As you point out, the NZ study was sponsored by the NZ sheep industry. Therefore hardly surprising that it reached the conclusion it did.
I am, of course, happy to accept that NZ lamb is usually cheaper than Britsh lamb - doesnt make me the slightest bit inclined to buy NZ lamb in preference to our own product.
My preference is for Colorado Lamb......but I'll say this. The quality of lamb has much to do with marketing. 30 Years ago, American Lamb was what was mostly available on the market, imported lamb, not so much. As a result, Australian Baby Lamb was considered to be a superior product by many....most likely due to the scarcity of the product, but I also recall the comments centering on the smaller chops and legs were less gamey and delicate in flavor.. With better transportation and breeding operations, both New Zealand and Australian Lamb are now readily available and the tides have turned. Now the NZ/Australian Lamb is more inexpensive than that of North American Lamb and the perception is that it is inferior. I would also add that this was the same perception for American Pork, compared to Danish Pork products back in the early 80's
How times have changed.
for the record...my local markets have both American Lamb and Imported Lamb available FRESH every day. Only the smaller/cheaper markets have any lamb in the frozen cases.
As a sheep farmer in the US I am astounded at what seems such a breakdown in information. What I do agree with is geographical location doesn't affect the flavor, climate, environment, what they eat, breed, age, wool or hair sheep all play a role. We all need to do is talk to our farmers. I know some folks don't have access to farmers markets and other folks don't want to pay a premium so I'd suggest a taste testing to find what nuances you like. Whole Foods won't carry anything but NZ and Aussie lamb cause it's the only source of 100% grassfed in any quantity. MOst US farms are small in comparison. We are in North Carolina (there are quite a few sheep in the east) and although biased we raise a superb choice, followed by many. If you've ever done a sidexside wine tasting you should try the same with lamb, I have. There were 8 different breeds represented, all same age and same prep (I cannot attest to terrain) but the flavor were amazingly distinct. Alot of farmers today are raising "hair" breeds(no wool) cause the wool causes another challenge for the farmer. This too will definitely affect flavor, so, like I said...if you love lamb you owe it to the sheep to do your own research...no COUNTRY should have the claim on lamb!

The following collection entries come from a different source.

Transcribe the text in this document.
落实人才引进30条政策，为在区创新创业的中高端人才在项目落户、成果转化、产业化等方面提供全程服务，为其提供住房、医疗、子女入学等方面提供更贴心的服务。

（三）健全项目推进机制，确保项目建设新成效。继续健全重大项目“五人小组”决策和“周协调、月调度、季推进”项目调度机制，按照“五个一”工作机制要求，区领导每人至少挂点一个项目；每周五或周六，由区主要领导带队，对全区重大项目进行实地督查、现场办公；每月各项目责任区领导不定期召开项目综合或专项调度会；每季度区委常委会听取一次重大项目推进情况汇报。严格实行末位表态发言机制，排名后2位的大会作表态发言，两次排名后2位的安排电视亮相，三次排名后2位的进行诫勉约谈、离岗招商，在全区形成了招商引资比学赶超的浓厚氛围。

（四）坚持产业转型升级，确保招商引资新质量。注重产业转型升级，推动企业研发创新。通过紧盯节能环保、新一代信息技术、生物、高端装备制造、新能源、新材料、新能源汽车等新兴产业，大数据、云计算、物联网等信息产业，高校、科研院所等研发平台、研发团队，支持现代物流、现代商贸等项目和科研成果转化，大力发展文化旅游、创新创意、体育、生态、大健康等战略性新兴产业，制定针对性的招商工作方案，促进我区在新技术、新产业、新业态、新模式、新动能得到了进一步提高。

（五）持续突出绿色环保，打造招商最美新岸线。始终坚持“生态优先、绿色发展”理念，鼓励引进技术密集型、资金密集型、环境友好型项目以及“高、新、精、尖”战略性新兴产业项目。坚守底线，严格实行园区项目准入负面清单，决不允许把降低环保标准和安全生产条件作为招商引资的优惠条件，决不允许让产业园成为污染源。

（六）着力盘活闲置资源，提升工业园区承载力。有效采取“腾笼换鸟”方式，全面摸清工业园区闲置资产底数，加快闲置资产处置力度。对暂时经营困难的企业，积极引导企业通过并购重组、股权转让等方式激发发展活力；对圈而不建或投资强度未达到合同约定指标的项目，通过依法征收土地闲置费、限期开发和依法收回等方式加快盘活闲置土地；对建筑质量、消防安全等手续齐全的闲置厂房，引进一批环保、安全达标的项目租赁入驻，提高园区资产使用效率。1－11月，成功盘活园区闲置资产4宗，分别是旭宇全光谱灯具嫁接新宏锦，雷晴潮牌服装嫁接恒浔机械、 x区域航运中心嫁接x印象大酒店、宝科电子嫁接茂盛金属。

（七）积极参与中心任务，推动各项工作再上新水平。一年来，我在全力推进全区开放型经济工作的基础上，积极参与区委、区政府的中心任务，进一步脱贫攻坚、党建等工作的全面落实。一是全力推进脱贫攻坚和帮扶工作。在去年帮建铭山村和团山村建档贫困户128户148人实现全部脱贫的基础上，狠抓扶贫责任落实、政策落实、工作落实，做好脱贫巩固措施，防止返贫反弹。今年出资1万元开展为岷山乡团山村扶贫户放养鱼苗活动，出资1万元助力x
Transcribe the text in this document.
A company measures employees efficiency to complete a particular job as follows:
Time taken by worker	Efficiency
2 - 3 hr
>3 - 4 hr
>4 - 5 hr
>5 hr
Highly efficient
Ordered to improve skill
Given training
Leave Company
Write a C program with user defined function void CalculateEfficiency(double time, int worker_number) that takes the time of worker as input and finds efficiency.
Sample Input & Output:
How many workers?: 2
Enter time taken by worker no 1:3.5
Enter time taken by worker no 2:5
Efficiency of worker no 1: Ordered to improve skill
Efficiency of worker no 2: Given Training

I'm a huge fan of lamb. I had some that was locally raised, grass fed and wonderful, but only available twice a year. Due to the difficulty of getting grass fed on a regular basis I try to buy NZ or Aussie lamb, which I know is grass fed. I go to Bristol Farms for most of my meat. They also have great NZ grass fed Waygu beef at a really good price. Animals NOT fed grain are the future. the U.S. government subsidizes corn growers, hence corn fed beef since the 50s. Cows cannot digest corn properly, hence the huge amount of methane going into thermosphere from the feed lots. Also, grass fed beef, rich in Omega 3s (good for you) changes to Omega 6s (bad for you) in a few short weeks in the grain rich feed lot. Grain is bad. Even chickens on grain.